If the cast of American leaders had been kaleidoscopic, the main themes were hammered out with an almost monotonous consistency: The Navajos must stop roaming and become sedentary, full-time farmers, working private plots of individually owned land. They must become town-dwellers, and preferably Christians, hewing to clear national boundaries. They must select a single chief to speak for all the Navajo people and answer for all their crimes. In short, the Diné must cease being what they were—an amorphous concatenation of seminomadic bands—and become a single political entity. Over time, the tone with which the American commanders issued their
demands became ever more shrill: The Navajos must do all these things, or face extinction.

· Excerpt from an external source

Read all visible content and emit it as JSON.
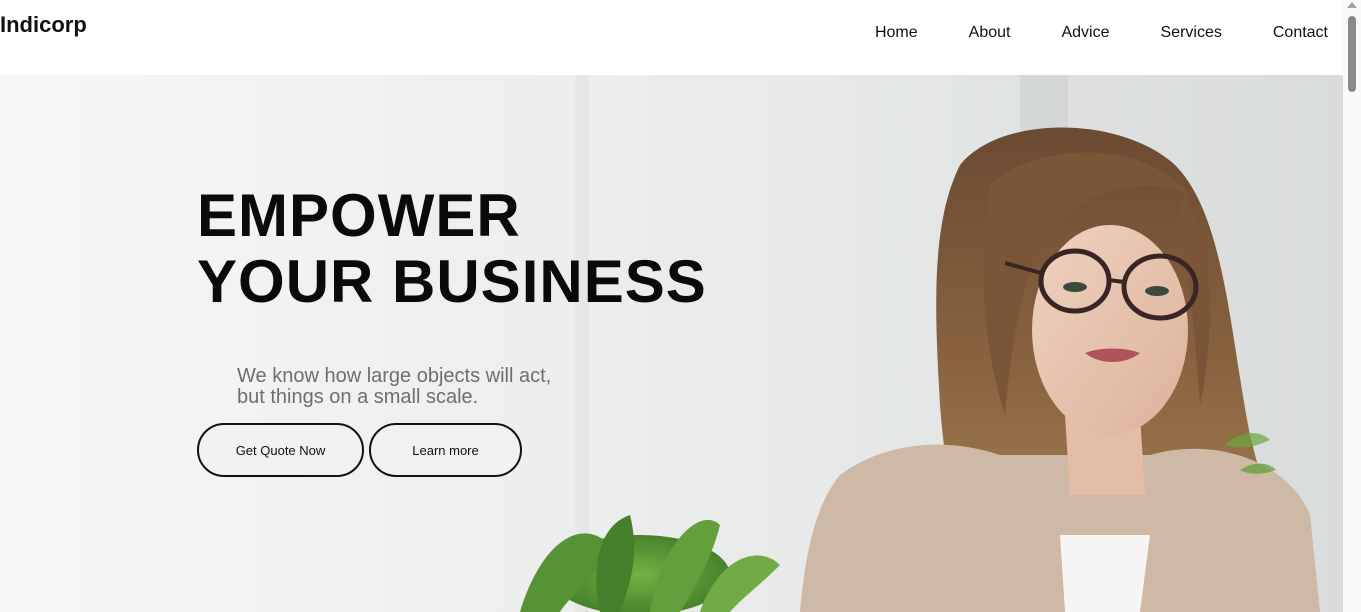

During the mid-1850s there was perhaps only one bright spot in the American-Navajo relationship. For a few brief years a truly competent man held the office of Indian agent to the Navajo people. His name was Henry Linn Dodge, a perceptive young man from Wisconsin who had lived for years in the territory. Dodge got his first exposure to the Diné in 1849, when he accompanied the Washington Expedition into the Navajo lands. Most Indian agents regarded their posts as mere sinecures, and many were extravagantly corrupt. But Dodge pursued his job with great zeal and a curiosity to match. Soon after his appointment in 1853, he moved his office deep into Diné country. He learned to speak Navajo. He traveled constantly without military escort and befriended all the headmen, attending nightchants and other ceremonials. He brought blacksmiths to teach Navajos metallurgy, bought them wagonloads of hoes and axes often with his own money, led numerous peace delegations to Santa Fe, and lobbied for the creation of schools and the building of mills on Navajo land. He fell in love with the Navajo people—he even married within the tribe (so it was widely said). The Navajos called him “Red Sleeves” and considered him a friend, perhaps the first bilagaana who ever bothered to understand them.
His four-year tenure was a testament to the potential power of one-man diplomacy: While Dodge was agent, the Navajos remained substantially at peace, and reports of their raiding were scarce. For a brief time even the tenor of the talk about them changed. William Davis, a Harvard-trained lawyer and circuit court judge who was also a writer of some note and had made a trip with Dodge and other peace emissaries deep into Navajo country in 1855, theorized that the Diné may well be a remnant of the Lost Tribes of Israel (a fashionable anthropological topic of his day). “In many respects the Navajos are the most interesting tribe of Indians in our country,” Davis wrote in his perceptive study of New Mexico, El Gringo, published in 1856. “The modern doctrine of ‘Women’s Rights’ may be said to prevail among them to a very liberal extent. Women are admitted into their councils and sometimes control their deliberations. The Navajos are mild in disposition, and very seldom commit murder.” They were, Davis concluded, “a superior race of Indians.”